I think that if we're not careful we could have a situation in which we turn on the first conscious network, blink and the network no longer regards us as important.
Sounds a bit like Terminator or The Matrix, I don't like such negative views of it. But I also have the intelligence to think... I look at animals, who have very similar neural networks to myself, and don't consider them as being worth as much as a human. If I turn on something with a similar layout to my own neural net, but with a billion times it's bandwidth, why on Earth should I expect that network to want to work for me? Or indeed, suffer my stupidity. A network with no death, forgetfulness or worry about having to do anything other than think. More likely, the network would start telling me what to do or just ignore me altogether. I'd like to hope that such an intelligence, greater than our own, would also see the hurt it can cause to others better than we can such that we don't end up with networks that believe it's their right to harm us; as many humans believe it's their right to cause animals distress just for the fun of it. Many, more intelligent, humans realise that harming animals just for the fun of it isn't a great thing. And if we can design a conscious network more intelligence than we ourselves possess, maybe this network will also realise that war, causing distress and hating others for no reason other than your own enjoyment is nothing other than counterproductive.

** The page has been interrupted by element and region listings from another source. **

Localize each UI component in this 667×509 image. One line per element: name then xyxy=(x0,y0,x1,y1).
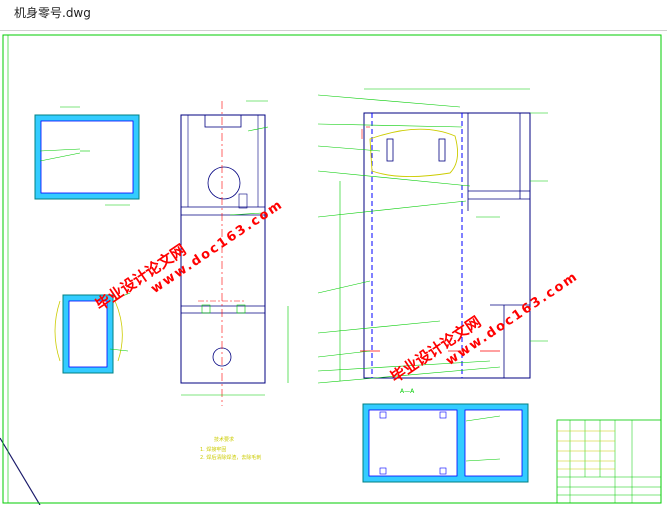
section-view-aa: A—A xyxy=(362,388,529,483)
title-block xyxy=(556,419,662,504)
corner-line xyxy=(0,437,41,506)
front-view xyxy=(180,100,289,406)
drawing-frame xyxy=(2,34,662,504)
note-1: 1. 焊接牢固 xyxy=(200,446,226,453)
file-name: 机身零号.dwg xyxy=(14,6,91,20)
section-view-2 xyxy=(54,292,131,374)
section-label: A—A xyxy=(400,388,415,395)
note-2: 2. 焊后清除焊渣，去除毛刺 xyxy=(200,454,261,461)
technical-notes: 技术要求 1. 焊接牢固 2. 焊后清除焊渣，去除毛刺 xyxy=(200,436,261,461)
drawing-svg: A—A 技术要求 1. 焊接牢固 2. 焊后清除焊渣，去除毛刺 毕业设计论文网 xyxy=(0,34,662,506)
section-view-1 xyxy=(34,106,140,206)
side-view xyxy=(317,88,548,384)
file-title-bar: 机身零号.dwg xyxy=(0,0,667,31)
cad-canvas[interactable]: A—A 技术要求 1. 焊接牢固 2. 焊后清除焊渣，去除毛刺 毕业设计论文网 xyxy=(0,31,667,506)
notes-title: 技术要求 xyxy=(214,436,234,443)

I give humans a lot of credit for their complexity and appreciate the beauty with which so much has been packed into such a neat, efficient package. However, I also realise that I'm nothing more than an organic machine. And a machine that operates at quite a large scale with comparison to what we have learnt to make. I have absolutely no doubt whatsoever that we will eventually build a machine more impressive than myself. What's more, I think those who doubt this are simply uneducated and need to start reading.